Deterrence and the Death Penalty: Partial Identification Analysis Using Repeated Cross Sections
Researchers have long used repeated cross sectional observations of homicide rates and sanctions to examine the deterrent effect of the adoption and implementation of death penalty statutes. The empirical literature, however, has failed to achieve consensus. A fundamental problem is that the outcomes of counterfactual policies are not observable. Hence, the data alone cannot identify the deterrent effect of capital punishment. How then should research proceed? It is tempting to impose assumptions strong enough to yield a definitive finding, but strong assumptions may be inaccurate and yield flawed conclusions. Instead, we study the identifying power of relatively weak assumptions restricting variation in treatment response across places and time. The results are findings of partial identification that bound the deterrent effect of capital punishment. By successively adding stronger identifying assumptions, we seek to make transparent how assumptions shape inference. We perform empirical analysis using state-level data in the United States in 1975 and 1977. Under the weakest restrictions, there is substantial ambiguity: we cannot rule out the possibility that having a death penalty statute substantially increases or decreases homicide.

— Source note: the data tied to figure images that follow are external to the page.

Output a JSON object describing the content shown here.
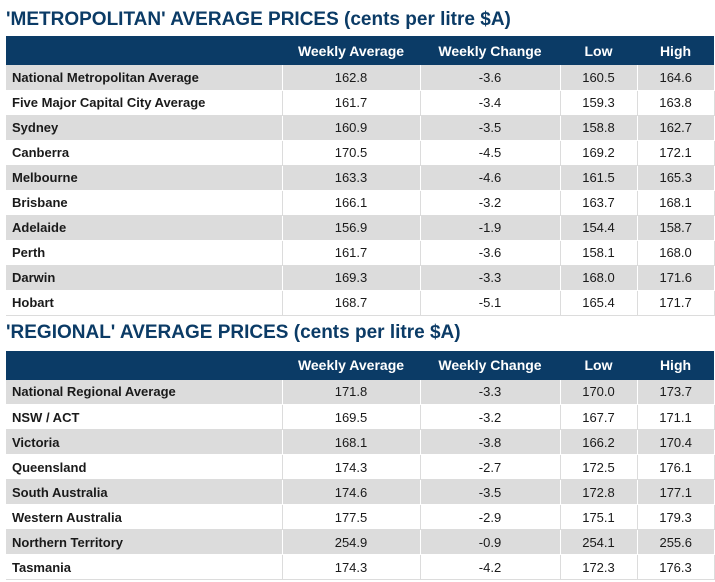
{
  "metro": {
    "title": "'METROPOLITAN' AVERAGE PRICES (cents per litre $A)",
    "headers": [
      "",
      "Weekly Average",
      "Weekly Change",
      "Low",
      "High"
    ],
    "rows": [
      {
        "name": "National Metropolitan Average",
        "weekly_average": "162.8",
        "weekly_change": "-3.6",
        "low": "160.5",
        "high": "164.6"
      },
      {
        "name": "Five Major Capital City Average",
        "weekly_average": "161.7",
        "weekly_change": "-3.4",
        "low": "159.3",
        "high": "163.8"
      },
      {
        "name": "Sydney",
        "weekly_average": "160.9",
        "weekly_change": "-3.5",
        "low": "158.8",
        "high": "162.7"
      },
      {
        "name": "Canberra",
        "weekly_average": "170.5",
        "weekly_change": "-4.5",
        "low": "169.2",
        "high": "172.1"
      },
      {
        "name": "Melbourne",
        "weekly_average": "163.3",
        "weekly_change": "-4.6",
        "low": "161.5",
        "high": "165.3"
      },
      {
        "name": "Brisbane",
        "weekly_average": "166.1",
        "weekly_change": "-3.2",
        "low": "163.7",
        "high": "168.1"
      },
      {
        "name": "Adelaide",
        "weekly_average": "156.9",
        "weekly_change": "-1.9",
        "low": "154.4",
        "high": "158.7"
      },
      {
        "name": "Perth",
        "weekly_average": "161.7",
        "weekly_change": "-3.6",
        "low": "158.1",
        "high": "168.0"
      },
      {
        "name": "Darwin",
        "weekly_average": "169.3",
        "weekly_change": "-3.3",
        "low": "168.0",
        "high": "171.6"
      },
      {
        "name": "Hobart",
        "weekly_average": "168.7",
        "weekly_change": "-5.1",
        "low": "165.4",
        "high": "171.7"
      }
    ]
  },
  "regional": {
    "title": "'REGIONAL' AVERAGE PRICES (cents per litre $A)",
    "headers": [
      "",
      "Weekly Average",
      "Weekly Change",
      "Low",
      "High"
    ],
    "rows": [
      {
        "name": "National Regional Average",
        "weekly_average": "171.8",
        "weekly_change": "-3.3",
        "low": "170.0",
        "high": "173.7"
      },
      {
        "name": "NSW / ACT",
        "weekly_average": "169.5",
        "weekly_change": "-3.2",
        "low": "167.7",
        "high": "171.1"
      },
      {
        "name": "Victoria",
        "weekly_average": "168.1",
        "weekly_change": "-3.8",
        "low": "166.2",
        "high": "170.4"
      },
      {
        "name": "Queensland",
        "weekly_average": "174.3",
        "weekly_change": "-2.7",
        "low": "172.5",
        "high": "176.1"
      },
      {
        "name": "South Australia",
        "weekly_average": "174.6",
        "weekly_change": "-3.5",
        "low": "172.8",
        "high": "177.1"
      },
      {
        "name": "Western Australia",
        "weekly_average": "177.5",
        "weekly_change": "-2.9",
        "low": "175.1",
        "high": "179.3"
      },
      {
        "name": "Northern Territory",
        "weekly_average": "254.9",
        "weekly_change": "-0.9",
        "low": "254.1",
        "high": "255.6"
      },
      {
        "name": "Tasmania",
        "weekly_average": "174.3",
        "weekly_change": "-4.2",
        "low": "172.3",
        "high": "176.3"
      }
    ]
  },
  "colors": {
    "header_bg": "#0b3b66",
    "title_text": "#0b3b66",
    "row_shade": "#dcdcdc"
  }
}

This ambiguity is reduced when we impose stronger assumptions, but inferences are sensitive to the maintained restrictions. Combining the data with some assumptions implies that the death penalty increases homicide, but other assumptions imply that the death penalty deters it.
Published Versions
“Deterrence and the Death Penalty: Partial Identification Analysis Using Repeated Cross Sections,” with J. Pepper, Journal of Quantitative Criminology, Vol. 29, 2013, No. 1, pp. 123-141.